Il maestro Simone Arena contro Ballando con le stelle. Lascia: “Io me ne vado altrove”

Simone Arena lascia Ballando con le stelle e sferra un durissimo attacco al programma di Milly Carlucci
simone arena

Forse non tutti si sono accorti che nella puntata del ripescaggio, Marta Flavi ha ballato con un maestro diverso da quello che era stato scelto per fare coppia con lei nell’edizione 2022 di Ballando con le stelle. La conduttrice del resto è stata la prima eliminata, è stata presente pochissimo nei salotti di Rai 1 per parlare della sua esperienza nel programma ed è chiaro quindi che anche il suo maestro, si sia fatto conoscere molto poco. Simone Arena però, a poche ore dalla finale di Ballando con le stelle, scrive un post avvelenatissimo contro il programma di Milly Carlucci. Spiega che la versione italiana non ha nulla a che fare con quella britannica e parla del format, in modo decisamente forte. Va detto che non ha tutti i torti il ballerino e maestro, la deriva che Ballando con le stelle sta prendendo nelle ultime edizioni è parecchio pericolosa e si allontana molto dalla versione originale. Forse gli ascolti saranno anche vincenti, ma come fa notare Simone Arena, la qualità non lo è.

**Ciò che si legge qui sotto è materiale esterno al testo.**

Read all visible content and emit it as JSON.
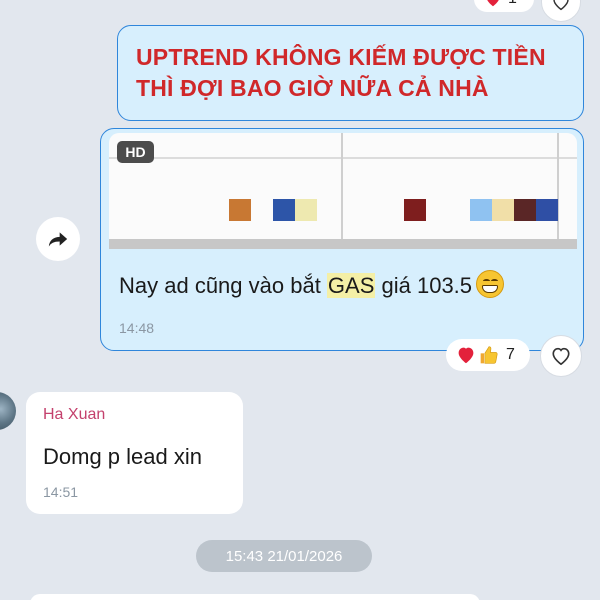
{
  "top_reaction": {
    "count": "1"
  },
  "messages": {
    "uptrend": {
      "text": "UPTREND KHÔNG KIẾM ĐƯỢC TIỀN THÌ ĐỢI BAO GIỜ NỮA CẢ NHÀ"
    },
    "gas": {
      "badge": "HD",
      "text_before": "Nay ad cũng vào bắt ",
      "highlight": "GAS",
      "text_after": " giá 103.5",
      "time": "14:48"
    },
    "reply": {
      "sender": "Ha Xuan",
      "text": "Domg p lead xin",
      "time": "14:51"
    }
  },
  "reactions": {
    "count": "7"
  },
  "date_separator": "15:43 21/01/2026",
  "colors": {
    "background": "#e2e7ee",
    "outgoing_bubble": "#d7effd",
    "outgoing_border": "#2f86db",
    "headline_red": "#d0282a",
    "sender_pink": "#c4416d",
    "timestamp": "#8b97a3",
    "highlight": "#f4efa6"
  },
  "icons": {
    "forward": "forward-arrow-icon",
    "react": "heart-outline-icon",
    "reaction_heart": "red-heart-icon",
    "reaction_thumb": "thumbs-up-icon",
    "emoji": "grinning-emoji-icon"
  }
}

L’amaro sfogo di Simone Arena che lascia Ballando con le stelle

Simone ha deciso di spiegare su instagram quello che è successo: “Il format DWTS ( che sarebbe l’inglese Dancing With The Stars) in Italia chiamato con l’esatta traduzione è un format che adoro in cui ho avuto modo di partecipare ed anche l’onore di alzare la coppa insieme alla mia allieva e a cui ancora oggi credo molto nonostante la mia ultima esperienza”.

Il maestro ha continuato: “Questo è un format positivo che trasmette veri valori come l’impegno, la genuinità, la passione e tanto altro. L’ho sempre visto come fonte di inspirazione artistica e umana. Mi dispiace che in Italia non rispecchi questi valori neanche lontanamente ed è la ragione per cui sin dall’inizio purtroppo avevo già capito. ” E ancora: “Ma si sa chi dice la verità è scomodo. Credo sempre nell’onestà nell’impegno e nella genuinità e credo anche che chi sa fare il suo lavoro non debba vendere la sua anima per quest’ultimo e che i professionisti meritino il loro rispetto”.

E poi la dura conclusione: “Mi auguro che in Italia si possa fare meglio dopo tutto quello che è successo. Io nel frattempo vado altrove. PS non ho dato spiegazioni dettagliate di cosa sia successo perché non credo meritino la mia attenzione chi mi ha seguito sa bene cosa sia successo e può trarre le sue conclusioni. Un abbraccio a tutti quelli che hanno voluto sapere. Ci vediamo nella pista viva la danza”.